For all of its soap boxing on environmentalism and the dangers of big business dehumanizing the planet, this is a story about the end of an era… and it’s a pretty major one. The Doctor started his exile in Earth as a reluctant member of U.N.I.T. After the arrival of Jo Grant, he softened, growing quite fond of the human race and his place in it. Moreover, despite her bravery, forthrightedness and resourcefulness, Jo Grant was a bumbling dingbat, constantly requiring the Doctor’s help in getting her out of trouble. This greatly fed the Doctor’s ego, making him every bit the wizard that he appeared to be. The Brigadier respected the Doctor, but Jo seemed to need him to cross a busy street.
From the beginning, we see Dr Jones as an angry young man who is not complacent to stand and watch the world go down the tubes. A brilliant scientist and charismatic leader, Jones uses his scientific skills not to fight weird alien invaders but to make the world a better place. It’s no wonder that Jo is attracted to him and that a romance blossoms (she’d had several near-romances leading up to Green Death), but I refuse to view Jones as a replacement for the Doctor because it is not romance that causes Jo to leave the Doctor, it’s maturity.
At the opening of The Green Death, the Doctor is engrossed with the prospect of traveling to Metebelis 3 where beauty and wonder await. Yet he fails to hear Jo’s equally string desire to visit the ‘Nut Hatch’ and join in Professor Jones’ movement. Frivolous adventure no longer appeals to her, she wants to make a contribution and that is the heart of this story. Maturity winning out over the juvenile joy of action and fantasy.
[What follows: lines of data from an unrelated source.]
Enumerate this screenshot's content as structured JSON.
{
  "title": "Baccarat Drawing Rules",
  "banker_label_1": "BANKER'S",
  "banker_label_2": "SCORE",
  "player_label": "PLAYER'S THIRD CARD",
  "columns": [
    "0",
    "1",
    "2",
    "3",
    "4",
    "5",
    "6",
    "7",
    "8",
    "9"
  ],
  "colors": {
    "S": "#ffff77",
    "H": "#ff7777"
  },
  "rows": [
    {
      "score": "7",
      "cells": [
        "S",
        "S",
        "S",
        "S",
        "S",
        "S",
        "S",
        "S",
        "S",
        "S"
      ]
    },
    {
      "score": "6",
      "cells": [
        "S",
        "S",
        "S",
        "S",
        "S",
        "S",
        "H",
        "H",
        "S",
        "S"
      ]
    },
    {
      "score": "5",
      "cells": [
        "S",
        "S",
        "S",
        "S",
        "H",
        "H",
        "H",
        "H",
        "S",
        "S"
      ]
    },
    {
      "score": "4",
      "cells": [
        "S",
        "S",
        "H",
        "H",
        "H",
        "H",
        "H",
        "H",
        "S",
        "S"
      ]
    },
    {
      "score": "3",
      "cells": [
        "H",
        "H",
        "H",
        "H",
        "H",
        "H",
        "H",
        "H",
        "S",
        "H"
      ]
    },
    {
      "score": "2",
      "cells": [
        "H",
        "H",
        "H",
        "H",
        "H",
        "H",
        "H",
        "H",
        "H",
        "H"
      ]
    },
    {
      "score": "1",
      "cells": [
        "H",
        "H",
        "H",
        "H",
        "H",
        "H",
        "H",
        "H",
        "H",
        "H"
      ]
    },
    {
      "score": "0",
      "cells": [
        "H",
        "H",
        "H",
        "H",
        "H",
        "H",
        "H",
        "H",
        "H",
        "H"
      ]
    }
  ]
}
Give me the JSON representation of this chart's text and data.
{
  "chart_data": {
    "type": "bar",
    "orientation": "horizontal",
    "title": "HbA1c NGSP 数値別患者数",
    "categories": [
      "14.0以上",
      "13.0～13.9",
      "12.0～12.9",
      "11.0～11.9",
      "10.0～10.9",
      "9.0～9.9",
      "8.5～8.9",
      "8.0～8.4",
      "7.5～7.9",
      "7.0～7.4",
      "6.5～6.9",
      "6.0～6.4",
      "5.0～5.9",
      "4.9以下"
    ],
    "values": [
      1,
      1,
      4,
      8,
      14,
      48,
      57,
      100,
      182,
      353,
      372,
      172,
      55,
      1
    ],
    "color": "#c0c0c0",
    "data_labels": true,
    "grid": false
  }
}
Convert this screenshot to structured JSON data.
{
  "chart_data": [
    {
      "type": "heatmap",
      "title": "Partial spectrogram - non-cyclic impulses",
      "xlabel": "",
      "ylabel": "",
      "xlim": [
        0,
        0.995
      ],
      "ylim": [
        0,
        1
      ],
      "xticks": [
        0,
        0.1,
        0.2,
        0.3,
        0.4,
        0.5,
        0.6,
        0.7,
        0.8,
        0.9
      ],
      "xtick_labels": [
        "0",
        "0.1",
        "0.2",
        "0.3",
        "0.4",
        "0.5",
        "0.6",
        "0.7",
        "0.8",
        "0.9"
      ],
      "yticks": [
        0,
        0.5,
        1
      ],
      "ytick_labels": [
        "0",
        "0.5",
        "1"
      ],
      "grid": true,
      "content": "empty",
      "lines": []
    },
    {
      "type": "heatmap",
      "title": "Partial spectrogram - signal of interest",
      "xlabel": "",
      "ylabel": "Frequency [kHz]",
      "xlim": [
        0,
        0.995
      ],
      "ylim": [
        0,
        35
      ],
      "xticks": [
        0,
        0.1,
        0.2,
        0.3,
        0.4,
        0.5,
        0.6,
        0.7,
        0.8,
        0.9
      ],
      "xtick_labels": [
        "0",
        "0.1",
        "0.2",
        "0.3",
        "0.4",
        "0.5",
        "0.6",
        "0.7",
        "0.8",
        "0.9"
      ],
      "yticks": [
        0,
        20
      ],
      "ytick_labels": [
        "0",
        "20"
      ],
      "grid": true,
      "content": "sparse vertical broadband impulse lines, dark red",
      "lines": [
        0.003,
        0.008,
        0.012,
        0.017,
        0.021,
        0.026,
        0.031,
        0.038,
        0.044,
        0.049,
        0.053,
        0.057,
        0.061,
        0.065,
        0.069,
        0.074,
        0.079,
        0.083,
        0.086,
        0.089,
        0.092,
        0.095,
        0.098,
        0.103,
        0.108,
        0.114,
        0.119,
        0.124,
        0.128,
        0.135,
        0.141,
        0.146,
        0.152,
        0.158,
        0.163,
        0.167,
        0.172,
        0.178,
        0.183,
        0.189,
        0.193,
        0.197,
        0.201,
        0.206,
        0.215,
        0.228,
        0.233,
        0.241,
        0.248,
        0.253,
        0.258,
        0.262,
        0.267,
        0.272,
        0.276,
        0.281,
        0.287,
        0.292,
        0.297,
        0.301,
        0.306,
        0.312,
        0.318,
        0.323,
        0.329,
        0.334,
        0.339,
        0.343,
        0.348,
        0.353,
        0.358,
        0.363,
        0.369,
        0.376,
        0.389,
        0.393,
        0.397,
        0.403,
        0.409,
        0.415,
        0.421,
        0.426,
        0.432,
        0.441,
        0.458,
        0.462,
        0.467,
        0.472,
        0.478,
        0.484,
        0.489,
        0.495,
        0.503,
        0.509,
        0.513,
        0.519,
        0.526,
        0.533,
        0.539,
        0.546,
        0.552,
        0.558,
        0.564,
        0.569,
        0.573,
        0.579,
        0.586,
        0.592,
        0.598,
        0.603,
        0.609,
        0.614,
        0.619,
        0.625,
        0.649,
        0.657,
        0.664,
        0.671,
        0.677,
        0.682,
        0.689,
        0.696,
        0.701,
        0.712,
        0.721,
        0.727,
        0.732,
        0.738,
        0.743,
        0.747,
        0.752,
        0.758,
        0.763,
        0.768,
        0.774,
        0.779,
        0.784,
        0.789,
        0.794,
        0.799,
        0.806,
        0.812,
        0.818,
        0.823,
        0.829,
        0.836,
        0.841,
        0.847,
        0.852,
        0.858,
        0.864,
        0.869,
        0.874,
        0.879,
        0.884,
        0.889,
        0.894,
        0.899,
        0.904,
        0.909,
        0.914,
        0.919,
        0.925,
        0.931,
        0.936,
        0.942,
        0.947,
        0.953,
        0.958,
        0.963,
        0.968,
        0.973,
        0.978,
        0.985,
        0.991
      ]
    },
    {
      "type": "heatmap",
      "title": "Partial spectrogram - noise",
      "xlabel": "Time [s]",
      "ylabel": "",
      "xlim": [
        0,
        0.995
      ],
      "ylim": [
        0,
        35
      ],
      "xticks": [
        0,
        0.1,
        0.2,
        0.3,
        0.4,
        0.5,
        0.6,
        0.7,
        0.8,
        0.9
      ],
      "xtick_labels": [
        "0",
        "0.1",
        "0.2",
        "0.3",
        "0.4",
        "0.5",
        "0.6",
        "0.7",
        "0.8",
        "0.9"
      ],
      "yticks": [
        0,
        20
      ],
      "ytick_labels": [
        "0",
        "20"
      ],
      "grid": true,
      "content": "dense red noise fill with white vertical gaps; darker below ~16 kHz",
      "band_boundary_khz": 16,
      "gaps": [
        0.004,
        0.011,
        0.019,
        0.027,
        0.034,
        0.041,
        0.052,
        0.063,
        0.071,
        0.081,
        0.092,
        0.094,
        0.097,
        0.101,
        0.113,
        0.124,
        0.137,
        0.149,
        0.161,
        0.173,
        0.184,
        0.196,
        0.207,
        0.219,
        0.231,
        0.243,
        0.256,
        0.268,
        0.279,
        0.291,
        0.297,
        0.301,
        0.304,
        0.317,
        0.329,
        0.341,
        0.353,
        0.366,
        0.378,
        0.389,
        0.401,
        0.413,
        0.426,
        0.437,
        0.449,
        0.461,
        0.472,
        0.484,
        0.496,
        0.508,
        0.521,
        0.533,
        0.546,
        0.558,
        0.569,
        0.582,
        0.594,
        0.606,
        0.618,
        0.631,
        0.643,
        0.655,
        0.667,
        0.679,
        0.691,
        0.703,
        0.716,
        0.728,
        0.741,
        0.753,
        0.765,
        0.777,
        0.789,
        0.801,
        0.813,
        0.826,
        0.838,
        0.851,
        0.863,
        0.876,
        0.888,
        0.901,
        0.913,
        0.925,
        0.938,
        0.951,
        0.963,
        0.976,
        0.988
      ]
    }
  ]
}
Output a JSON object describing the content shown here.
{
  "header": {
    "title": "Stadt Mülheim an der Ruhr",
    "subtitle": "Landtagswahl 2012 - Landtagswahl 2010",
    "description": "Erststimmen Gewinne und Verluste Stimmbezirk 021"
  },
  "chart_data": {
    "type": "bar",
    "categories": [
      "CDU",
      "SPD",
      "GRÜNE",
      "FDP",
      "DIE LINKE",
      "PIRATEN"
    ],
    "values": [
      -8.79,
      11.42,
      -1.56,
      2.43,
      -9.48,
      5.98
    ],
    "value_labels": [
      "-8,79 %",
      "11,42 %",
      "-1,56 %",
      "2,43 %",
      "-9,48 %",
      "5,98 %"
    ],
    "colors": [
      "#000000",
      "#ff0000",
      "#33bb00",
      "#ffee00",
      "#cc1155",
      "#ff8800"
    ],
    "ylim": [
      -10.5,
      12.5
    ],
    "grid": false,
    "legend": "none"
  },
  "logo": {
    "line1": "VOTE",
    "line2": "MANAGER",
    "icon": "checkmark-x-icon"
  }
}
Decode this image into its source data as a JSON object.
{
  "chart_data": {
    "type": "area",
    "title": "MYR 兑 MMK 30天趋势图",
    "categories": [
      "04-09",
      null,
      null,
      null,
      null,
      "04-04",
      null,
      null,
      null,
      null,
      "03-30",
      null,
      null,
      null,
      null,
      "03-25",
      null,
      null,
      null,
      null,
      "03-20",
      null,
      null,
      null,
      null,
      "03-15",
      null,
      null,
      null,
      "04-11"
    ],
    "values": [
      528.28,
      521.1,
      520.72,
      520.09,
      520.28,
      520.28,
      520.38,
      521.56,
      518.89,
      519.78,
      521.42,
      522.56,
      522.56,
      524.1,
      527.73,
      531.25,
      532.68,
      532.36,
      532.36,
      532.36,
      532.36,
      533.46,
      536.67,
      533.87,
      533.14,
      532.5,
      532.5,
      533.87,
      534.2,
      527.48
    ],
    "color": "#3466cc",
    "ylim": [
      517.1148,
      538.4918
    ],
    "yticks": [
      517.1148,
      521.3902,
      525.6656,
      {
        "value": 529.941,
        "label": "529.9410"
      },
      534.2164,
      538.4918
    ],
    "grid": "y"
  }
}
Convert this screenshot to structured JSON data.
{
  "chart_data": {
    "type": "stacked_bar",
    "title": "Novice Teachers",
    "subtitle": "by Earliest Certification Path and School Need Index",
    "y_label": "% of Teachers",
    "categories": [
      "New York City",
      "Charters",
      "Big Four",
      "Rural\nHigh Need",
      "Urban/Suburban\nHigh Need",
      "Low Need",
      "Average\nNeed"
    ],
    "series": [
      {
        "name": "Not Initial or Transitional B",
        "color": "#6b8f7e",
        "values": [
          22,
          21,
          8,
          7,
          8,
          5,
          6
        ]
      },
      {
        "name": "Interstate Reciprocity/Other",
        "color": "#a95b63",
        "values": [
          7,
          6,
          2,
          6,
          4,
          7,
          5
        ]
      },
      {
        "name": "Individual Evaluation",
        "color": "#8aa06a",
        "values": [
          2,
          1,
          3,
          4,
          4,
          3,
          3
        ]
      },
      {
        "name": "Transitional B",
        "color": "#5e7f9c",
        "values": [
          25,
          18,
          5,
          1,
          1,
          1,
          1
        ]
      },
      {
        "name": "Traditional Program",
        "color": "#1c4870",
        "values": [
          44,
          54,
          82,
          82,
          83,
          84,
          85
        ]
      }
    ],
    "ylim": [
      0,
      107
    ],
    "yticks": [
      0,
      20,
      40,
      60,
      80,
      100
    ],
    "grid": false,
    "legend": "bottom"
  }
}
By the close of the Green Death, the supporting cast of the Nut Hatch and U.N.I.T. have become so closely knit that they are having a small party celebrating their success. Jo has a real life ahead of herself and no longer needs to be protected by the Doctor. He serves no real purpose in her life now that the allure of his wizard-like personality has become familiar. But the real sadness is that the Doctor is forever the outsider. He cannot join in the party. No matter how much he has become comfortable among humanity… he is not human at all. He is a fantastic adventurer and cannot have a pedestrian life. It is his curse and his strength. In the following story, the Time Warrior, this is explored (briefly) as he reclaims his status as the man of action and magical solutions against a threat from the stars striking from the past.
But the closing moments of The Green Death featuring the Doctor driving off into the early night alone are rather sobering and a harsh reminder that while he may be the eternal champion of the good and the just, he is also a wanderer in the space and time, and any companions that may accompany him on this journey are temporary, He is adrift in the cosmos, a solitary traveler and defender of the innocent, without a home.